Diversities and Dilemmas
This new reality also brings us a lot of diversity with regard to those we serve – patients, long-term care residents and clients. Sometimes, we are faced with unique challenges because every culture has beliefs about health, disease, treatment, and health care providers. These new Canadians bring their beliefs, and the practices that accompany them, into the health care system. This can, at times, prove challenging for both health care professionals and new Canadians as they try to navigate their way through an environment that is unfamiliar.
Imagine this hypothetical scenario: a young woman being brought in by paramedics from an automobile accident. She is bleeding from somewhere under her clothing and the first thoughts are to cut away her clothing so that they can examine her. She speaks very little English and is extremely distraught that a male nurse and paramedic are in the room as she is being exposed.
This could describe almost any young woman who is vitally concerned with her own modesty, but suppose it is a young woman who has recently emigrated here from a country with very different customs, values and religious beliefs. That changes the situation. It becomes more apparent that her cultural values can adversely affect her health care situation – as she struggles to remain covered and delays a diagnosis and treatment.
A Different Approach
Just as we wouldn’t classify all diabetics into one category and expect that they will all react to a specific diabetic regimen in the same manner, we cannot lump all people of one culture, race, or religious belief into one category. Health care needs to be individualized for each patient, and in doing so, we need to take into account all aspects of this person, what they believe and what their background is.

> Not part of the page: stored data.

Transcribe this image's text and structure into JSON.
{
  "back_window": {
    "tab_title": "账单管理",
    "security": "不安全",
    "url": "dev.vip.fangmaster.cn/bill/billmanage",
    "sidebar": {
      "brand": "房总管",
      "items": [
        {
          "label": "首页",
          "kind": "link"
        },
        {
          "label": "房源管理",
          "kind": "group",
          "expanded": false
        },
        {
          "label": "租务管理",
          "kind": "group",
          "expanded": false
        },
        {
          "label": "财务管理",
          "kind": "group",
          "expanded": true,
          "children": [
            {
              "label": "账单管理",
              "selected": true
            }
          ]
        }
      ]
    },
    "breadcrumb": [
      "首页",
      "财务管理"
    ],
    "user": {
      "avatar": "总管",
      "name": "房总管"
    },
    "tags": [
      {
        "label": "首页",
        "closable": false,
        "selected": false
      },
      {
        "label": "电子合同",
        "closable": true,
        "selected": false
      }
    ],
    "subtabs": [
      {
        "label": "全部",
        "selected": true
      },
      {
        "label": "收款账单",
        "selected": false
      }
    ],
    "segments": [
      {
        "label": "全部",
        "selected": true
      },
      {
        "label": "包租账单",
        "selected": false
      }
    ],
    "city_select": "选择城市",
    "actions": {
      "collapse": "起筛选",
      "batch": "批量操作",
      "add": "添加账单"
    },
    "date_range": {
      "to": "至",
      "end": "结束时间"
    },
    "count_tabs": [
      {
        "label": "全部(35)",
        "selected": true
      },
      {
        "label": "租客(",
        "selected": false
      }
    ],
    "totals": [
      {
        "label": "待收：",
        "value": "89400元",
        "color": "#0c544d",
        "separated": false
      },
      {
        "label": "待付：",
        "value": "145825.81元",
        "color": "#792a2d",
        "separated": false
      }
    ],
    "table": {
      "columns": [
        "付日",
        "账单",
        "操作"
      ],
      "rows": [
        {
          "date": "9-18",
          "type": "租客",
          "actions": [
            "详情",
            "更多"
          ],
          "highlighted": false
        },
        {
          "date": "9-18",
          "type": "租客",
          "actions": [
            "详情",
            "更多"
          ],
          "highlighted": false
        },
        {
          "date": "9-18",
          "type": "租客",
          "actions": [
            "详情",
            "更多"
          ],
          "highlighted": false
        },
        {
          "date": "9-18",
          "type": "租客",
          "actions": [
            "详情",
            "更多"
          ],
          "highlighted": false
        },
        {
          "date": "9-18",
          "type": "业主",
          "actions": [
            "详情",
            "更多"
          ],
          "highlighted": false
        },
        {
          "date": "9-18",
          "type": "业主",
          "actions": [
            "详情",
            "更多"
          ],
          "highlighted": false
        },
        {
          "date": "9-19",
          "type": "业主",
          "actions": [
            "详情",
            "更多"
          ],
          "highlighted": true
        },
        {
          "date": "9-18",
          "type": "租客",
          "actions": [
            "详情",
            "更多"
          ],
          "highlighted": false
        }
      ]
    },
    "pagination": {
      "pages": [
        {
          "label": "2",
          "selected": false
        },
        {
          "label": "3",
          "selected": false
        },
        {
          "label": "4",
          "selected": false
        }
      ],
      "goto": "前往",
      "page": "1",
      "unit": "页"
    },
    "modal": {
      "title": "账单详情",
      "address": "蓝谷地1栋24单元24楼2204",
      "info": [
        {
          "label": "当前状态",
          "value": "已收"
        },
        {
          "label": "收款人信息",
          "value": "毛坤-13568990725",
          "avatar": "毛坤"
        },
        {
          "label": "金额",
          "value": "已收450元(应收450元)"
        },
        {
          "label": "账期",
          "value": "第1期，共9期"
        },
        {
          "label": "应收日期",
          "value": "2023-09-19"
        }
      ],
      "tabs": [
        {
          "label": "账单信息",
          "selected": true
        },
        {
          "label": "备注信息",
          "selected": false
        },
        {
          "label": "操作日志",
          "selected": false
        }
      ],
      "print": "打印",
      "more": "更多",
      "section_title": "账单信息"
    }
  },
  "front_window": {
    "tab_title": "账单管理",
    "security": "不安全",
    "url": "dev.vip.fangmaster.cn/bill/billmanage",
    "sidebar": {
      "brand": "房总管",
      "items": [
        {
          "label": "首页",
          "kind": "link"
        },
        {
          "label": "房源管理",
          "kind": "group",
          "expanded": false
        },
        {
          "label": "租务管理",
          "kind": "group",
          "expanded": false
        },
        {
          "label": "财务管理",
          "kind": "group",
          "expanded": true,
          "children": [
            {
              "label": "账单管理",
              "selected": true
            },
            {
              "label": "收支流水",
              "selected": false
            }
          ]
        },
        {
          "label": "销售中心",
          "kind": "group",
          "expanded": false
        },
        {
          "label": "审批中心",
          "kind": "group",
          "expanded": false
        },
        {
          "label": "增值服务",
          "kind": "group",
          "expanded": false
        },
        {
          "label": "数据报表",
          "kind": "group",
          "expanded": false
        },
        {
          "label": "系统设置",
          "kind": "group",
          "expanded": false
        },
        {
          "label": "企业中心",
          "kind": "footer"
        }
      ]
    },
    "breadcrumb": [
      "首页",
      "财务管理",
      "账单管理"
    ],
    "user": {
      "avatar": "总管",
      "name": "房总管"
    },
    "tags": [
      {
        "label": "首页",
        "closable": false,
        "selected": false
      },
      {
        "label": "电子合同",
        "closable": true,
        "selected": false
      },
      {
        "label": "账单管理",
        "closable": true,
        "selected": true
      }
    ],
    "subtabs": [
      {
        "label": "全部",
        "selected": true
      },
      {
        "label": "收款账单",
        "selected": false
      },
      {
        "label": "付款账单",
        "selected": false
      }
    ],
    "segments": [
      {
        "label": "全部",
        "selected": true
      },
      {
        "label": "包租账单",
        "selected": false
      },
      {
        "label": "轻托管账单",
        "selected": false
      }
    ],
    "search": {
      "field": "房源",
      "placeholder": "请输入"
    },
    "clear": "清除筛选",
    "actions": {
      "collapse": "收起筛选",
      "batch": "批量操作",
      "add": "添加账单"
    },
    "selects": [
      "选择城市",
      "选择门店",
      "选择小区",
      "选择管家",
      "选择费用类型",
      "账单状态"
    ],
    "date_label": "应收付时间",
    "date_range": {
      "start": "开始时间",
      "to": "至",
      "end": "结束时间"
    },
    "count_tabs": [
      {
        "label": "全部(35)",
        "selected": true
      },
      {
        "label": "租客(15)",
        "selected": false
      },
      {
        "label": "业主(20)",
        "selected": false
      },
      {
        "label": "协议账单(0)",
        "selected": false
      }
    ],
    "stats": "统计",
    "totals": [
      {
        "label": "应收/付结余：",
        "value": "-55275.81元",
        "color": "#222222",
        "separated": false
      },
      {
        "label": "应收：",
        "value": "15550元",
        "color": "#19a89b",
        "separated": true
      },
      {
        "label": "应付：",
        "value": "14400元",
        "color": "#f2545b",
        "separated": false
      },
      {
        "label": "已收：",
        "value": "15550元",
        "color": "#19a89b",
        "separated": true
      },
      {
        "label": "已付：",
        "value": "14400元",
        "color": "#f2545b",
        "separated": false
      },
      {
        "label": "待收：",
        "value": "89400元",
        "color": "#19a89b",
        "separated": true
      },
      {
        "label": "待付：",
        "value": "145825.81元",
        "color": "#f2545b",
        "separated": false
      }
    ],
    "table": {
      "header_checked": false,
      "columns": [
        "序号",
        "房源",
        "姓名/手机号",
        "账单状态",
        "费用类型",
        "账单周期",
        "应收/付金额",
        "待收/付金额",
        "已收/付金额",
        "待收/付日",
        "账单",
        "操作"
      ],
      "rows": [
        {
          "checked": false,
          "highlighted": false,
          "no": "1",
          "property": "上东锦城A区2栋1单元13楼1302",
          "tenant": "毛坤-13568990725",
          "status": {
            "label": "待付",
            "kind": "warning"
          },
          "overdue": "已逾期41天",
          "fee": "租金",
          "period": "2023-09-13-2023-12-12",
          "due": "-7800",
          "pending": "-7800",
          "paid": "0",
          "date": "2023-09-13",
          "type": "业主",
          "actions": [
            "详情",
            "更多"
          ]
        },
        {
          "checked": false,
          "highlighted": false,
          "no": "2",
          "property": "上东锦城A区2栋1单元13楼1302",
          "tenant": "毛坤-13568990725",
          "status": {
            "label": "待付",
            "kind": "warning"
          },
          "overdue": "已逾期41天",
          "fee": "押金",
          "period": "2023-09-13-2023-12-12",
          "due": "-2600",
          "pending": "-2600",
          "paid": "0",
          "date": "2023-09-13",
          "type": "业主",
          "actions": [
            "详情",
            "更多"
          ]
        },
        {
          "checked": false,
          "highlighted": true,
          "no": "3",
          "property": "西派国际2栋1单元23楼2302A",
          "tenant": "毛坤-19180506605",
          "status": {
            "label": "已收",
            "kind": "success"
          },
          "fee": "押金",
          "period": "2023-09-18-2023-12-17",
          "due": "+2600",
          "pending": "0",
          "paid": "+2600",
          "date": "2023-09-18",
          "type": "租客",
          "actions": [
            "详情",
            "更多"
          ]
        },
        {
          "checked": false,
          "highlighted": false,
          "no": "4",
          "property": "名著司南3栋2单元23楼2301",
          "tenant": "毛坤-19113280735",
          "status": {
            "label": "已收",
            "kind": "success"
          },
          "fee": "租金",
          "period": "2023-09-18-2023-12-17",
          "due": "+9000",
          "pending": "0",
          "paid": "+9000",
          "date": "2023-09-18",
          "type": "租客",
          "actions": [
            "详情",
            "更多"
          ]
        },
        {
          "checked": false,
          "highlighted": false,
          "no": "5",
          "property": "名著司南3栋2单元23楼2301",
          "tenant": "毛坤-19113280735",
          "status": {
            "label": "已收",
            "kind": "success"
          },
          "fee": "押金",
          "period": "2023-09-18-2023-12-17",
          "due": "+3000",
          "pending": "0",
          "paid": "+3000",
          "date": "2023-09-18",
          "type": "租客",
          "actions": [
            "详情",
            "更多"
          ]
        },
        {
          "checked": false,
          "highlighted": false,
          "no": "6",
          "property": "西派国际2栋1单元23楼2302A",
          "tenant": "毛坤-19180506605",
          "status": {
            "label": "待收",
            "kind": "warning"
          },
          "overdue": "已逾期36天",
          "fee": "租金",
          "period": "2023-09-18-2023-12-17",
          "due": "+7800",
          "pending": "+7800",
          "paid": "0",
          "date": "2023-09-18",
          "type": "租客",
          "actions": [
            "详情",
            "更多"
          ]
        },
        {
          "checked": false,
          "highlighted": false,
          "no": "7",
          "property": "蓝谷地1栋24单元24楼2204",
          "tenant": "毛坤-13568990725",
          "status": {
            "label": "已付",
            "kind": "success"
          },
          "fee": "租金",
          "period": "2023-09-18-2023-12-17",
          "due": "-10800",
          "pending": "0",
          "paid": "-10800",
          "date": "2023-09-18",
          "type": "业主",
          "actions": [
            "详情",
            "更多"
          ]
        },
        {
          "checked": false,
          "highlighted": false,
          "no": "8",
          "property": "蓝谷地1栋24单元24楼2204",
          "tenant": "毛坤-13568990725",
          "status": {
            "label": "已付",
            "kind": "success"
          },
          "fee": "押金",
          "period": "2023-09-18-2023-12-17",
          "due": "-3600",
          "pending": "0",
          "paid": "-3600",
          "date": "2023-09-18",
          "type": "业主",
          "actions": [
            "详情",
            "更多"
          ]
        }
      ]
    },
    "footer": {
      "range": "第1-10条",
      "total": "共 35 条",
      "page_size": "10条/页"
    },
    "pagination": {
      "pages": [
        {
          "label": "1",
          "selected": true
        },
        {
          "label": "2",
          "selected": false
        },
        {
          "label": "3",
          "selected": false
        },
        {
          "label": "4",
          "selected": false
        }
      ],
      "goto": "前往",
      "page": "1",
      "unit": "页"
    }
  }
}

Now imagine a young woman who is a new resident of Newfoundland and Labrador. She has not attended school and is illiterate even in her own language. Prior to moving to St. John’s, the young woman and her family spent several years in a refugee camp. Diagnosed with a mental illness, she finds herself seeking help in one of Eastern Health’s facilities. Interpreters are needed for health professionals to communicate with the young woman and her family.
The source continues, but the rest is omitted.